第24話『好きの輪郭』三崎 いろは
想いに気づいた日。
でもまだ、“好き”とは言えなくて。
いつも通り。
でも、どこかぎこちない。
「……最近、クラスの空気、ちょっと変わったよね」
ぽつりといろはが言うと、羽山は一瞬だけ手を止めた。
そのあと、小さく「そうかもな」と返してきた。
その“たったそれだけ”が、なぜか寂しかった。
教室で、岸あゆみと視線が合う。
何も言われない。でも、明らかに“何かを知っている”目だった。
(あゆみは気づいてる。
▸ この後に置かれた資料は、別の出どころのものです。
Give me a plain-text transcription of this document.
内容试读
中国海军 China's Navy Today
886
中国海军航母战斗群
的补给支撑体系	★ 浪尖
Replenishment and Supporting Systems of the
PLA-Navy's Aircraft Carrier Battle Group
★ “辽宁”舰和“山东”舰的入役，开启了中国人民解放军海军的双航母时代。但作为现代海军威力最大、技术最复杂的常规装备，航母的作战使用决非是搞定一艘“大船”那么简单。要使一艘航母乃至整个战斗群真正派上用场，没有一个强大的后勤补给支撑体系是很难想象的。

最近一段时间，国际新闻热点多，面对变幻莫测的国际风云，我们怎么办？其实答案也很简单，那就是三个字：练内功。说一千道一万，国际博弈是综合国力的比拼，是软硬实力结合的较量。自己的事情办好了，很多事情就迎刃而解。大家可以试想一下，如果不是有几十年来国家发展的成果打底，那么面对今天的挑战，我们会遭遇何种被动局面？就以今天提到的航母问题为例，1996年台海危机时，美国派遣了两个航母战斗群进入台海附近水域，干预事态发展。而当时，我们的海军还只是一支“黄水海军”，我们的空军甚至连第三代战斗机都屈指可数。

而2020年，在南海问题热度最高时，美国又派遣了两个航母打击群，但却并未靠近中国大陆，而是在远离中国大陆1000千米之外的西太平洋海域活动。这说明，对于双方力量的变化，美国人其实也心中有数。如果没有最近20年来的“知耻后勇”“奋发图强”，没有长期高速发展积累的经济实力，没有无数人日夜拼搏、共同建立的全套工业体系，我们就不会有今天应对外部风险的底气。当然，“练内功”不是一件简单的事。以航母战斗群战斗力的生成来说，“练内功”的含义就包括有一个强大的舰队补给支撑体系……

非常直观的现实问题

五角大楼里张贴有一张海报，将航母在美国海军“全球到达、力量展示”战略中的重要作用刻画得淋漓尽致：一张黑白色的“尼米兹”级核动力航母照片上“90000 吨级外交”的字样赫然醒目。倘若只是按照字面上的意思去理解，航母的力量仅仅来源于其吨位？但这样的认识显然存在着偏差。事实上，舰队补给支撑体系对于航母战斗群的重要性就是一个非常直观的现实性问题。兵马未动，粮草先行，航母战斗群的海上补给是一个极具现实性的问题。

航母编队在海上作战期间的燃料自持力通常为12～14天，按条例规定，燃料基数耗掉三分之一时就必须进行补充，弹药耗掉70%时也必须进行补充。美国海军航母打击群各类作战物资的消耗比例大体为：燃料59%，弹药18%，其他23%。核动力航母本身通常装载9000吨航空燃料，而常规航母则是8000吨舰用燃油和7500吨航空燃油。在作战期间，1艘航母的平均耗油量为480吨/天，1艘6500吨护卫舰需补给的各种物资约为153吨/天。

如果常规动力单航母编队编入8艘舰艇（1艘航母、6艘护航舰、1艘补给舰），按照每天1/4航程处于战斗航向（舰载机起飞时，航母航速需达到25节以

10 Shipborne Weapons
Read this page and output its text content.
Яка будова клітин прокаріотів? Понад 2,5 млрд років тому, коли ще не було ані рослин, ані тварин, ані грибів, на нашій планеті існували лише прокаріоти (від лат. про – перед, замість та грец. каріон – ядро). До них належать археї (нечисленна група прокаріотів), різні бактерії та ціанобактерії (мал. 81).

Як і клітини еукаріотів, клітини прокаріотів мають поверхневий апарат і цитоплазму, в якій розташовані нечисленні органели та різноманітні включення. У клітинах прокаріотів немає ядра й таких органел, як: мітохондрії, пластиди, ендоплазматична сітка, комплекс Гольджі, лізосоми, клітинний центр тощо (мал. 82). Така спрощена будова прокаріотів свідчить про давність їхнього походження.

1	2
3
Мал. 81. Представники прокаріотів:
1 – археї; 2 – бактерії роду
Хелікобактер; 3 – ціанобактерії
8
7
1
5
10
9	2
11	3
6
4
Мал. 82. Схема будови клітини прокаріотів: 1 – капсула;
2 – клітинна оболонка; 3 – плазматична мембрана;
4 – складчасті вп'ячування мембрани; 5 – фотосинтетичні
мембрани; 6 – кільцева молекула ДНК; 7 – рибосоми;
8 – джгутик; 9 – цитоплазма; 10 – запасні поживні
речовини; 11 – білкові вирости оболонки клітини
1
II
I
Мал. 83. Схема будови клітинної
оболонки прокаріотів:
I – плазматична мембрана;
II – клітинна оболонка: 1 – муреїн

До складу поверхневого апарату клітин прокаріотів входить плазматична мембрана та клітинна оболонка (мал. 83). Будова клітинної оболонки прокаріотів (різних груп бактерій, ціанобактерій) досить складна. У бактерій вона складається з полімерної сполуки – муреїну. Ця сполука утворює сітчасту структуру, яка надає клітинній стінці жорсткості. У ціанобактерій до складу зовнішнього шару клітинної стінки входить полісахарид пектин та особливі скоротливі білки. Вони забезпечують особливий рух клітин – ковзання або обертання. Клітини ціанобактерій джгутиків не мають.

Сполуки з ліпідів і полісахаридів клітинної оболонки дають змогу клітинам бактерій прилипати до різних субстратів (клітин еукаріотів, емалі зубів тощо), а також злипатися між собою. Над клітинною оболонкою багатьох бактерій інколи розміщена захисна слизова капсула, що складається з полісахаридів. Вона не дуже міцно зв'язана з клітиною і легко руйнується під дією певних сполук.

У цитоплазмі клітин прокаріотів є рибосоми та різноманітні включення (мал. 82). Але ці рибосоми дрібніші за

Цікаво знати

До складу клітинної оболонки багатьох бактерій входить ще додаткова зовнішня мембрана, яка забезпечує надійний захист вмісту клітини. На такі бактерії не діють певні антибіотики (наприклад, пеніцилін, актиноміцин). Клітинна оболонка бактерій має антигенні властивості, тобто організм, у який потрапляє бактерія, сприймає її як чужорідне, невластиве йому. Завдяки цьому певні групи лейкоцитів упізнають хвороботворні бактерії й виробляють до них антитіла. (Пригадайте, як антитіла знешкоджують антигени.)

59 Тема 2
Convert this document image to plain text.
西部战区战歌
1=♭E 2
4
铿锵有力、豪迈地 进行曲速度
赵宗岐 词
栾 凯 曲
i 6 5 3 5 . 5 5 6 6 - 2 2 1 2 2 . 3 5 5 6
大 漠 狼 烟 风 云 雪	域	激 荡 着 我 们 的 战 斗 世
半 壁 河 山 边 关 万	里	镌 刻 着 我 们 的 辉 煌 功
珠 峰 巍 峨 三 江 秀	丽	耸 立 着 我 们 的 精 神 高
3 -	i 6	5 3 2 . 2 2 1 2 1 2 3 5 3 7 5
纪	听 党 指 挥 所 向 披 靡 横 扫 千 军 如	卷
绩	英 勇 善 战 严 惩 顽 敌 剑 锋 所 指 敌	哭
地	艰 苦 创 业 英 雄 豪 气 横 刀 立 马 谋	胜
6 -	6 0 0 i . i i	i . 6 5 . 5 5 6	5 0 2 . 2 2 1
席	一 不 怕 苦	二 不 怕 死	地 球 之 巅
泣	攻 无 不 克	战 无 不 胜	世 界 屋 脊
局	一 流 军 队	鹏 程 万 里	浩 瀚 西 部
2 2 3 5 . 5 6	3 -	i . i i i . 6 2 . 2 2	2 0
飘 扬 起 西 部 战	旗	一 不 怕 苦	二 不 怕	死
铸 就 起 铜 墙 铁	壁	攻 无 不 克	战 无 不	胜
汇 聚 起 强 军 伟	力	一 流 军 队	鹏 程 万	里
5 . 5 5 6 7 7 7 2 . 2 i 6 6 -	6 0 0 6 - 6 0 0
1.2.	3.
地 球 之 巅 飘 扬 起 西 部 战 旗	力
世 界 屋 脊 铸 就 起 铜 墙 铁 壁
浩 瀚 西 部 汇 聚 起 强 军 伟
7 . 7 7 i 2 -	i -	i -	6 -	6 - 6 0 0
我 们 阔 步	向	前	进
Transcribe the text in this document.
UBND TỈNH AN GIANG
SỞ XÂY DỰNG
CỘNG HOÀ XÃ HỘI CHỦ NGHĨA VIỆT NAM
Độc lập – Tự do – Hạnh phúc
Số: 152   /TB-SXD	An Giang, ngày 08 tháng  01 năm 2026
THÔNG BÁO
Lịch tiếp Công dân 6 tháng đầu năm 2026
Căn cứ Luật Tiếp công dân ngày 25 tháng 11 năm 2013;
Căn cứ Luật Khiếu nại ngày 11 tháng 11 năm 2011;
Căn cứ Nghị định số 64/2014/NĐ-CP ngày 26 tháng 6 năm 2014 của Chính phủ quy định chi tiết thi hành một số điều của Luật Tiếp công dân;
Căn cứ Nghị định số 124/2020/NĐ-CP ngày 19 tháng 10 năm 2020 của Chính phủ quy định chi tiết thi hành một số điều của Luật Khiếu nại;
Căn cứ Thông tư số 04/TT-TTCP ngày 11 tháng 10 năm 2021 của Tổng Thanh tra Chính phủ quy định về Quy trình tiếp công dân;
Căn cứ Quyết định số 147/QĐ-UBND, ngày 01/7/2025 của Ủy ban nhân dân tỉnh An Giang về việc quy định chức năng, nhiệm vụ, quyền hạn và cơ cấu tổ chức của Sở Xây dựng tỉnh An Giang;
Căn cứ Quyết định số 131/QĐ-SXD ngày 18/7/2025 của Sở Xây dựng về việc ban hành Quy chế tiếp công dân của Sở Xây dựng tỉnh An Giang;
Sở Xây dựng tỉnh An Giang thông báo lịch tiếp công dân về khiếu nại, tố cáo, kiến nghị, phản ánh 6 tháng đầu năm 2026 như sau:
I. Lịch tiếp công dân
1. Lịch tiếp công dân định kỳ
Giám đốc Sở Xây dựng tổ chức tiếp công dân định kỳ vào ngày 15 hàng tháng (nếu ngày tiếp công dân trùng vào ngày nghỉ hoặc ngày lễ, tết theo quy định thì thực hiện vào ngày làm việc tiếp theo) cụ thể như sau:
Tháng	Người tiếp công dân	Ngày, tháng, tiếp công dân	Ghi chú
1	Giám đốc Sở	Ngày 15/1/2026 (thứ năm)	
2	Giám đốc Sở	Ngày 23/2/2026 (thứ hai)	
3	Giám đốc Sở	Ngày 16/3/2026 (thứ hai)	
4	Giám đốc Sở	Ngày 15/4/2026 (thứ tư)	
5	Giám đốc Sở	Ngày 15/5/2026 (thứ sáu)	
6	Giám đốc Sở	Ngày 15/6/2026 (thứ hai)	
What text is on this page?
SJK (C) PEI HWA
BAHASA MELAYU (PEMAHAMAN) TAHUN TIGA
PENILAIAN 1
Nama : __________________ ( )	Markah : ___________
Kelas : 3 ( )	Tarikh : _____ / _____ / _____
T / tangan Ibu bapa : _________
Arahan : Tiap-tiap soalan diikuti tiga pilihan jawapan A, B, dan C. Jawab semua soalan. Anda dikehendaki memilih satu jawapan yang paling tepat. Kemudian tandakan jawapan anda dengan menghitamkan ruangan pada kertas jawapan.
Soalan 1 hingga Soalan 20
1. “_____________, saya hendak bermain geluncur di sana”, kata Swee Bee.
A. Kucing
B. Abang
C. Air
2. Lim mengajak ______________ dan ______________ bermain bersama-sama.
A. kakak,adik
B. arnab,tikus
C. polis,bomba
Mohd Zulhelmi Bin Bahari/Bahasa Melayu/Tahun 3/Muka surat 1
私が、羽山くんのこと……)
言葉にすれば、全部壊れる気がして、言えなかった。
誰にでも笑っていればいい。
空気を読んで、場を明るくすればいい。
それが、三崎いろはの“居場所”の作り方だった。
でも、羽山の前では、なぜかうまく笑えなくなるときがある。
“本当の自分”を見透かされそうで、
“嘘のままでいられない”気がして。
羽山が何も言わなかったこと。
教室で目が合わなかったこと。
あゆみの“なにも言わない視線”。
すべてが、静かに、重く、のしかかってくる。
(私が、気づかないふりをやめたら、この関係は……壊れちゃうのかな)
この気持ちは、ちゃんと“好き”なんだと思う。
でも、それを言ったら、きっと今のままじゃいられなくなる。
笑顔で隠してきた感情。
優等生のような振る舞いで、誰にも見せなかった揺れ。
全部が、彼の前だけでは隠せなくなっていた。
その夜、便箋を取り出して「羽山くんへ」とだけ書いた。
“好きです”
たった一行を書いて、くしゃくしゃに丸めた。
出さない。
出せない。
でも、たしかに書いた。
それが――今の自分の“答え”だった。
言葉にしないまま、確かにそこにある感情を、私は“好き”と呼んでしまいたかった。
言葉にできない気持ち。
それでも、伝わると信じたくなる。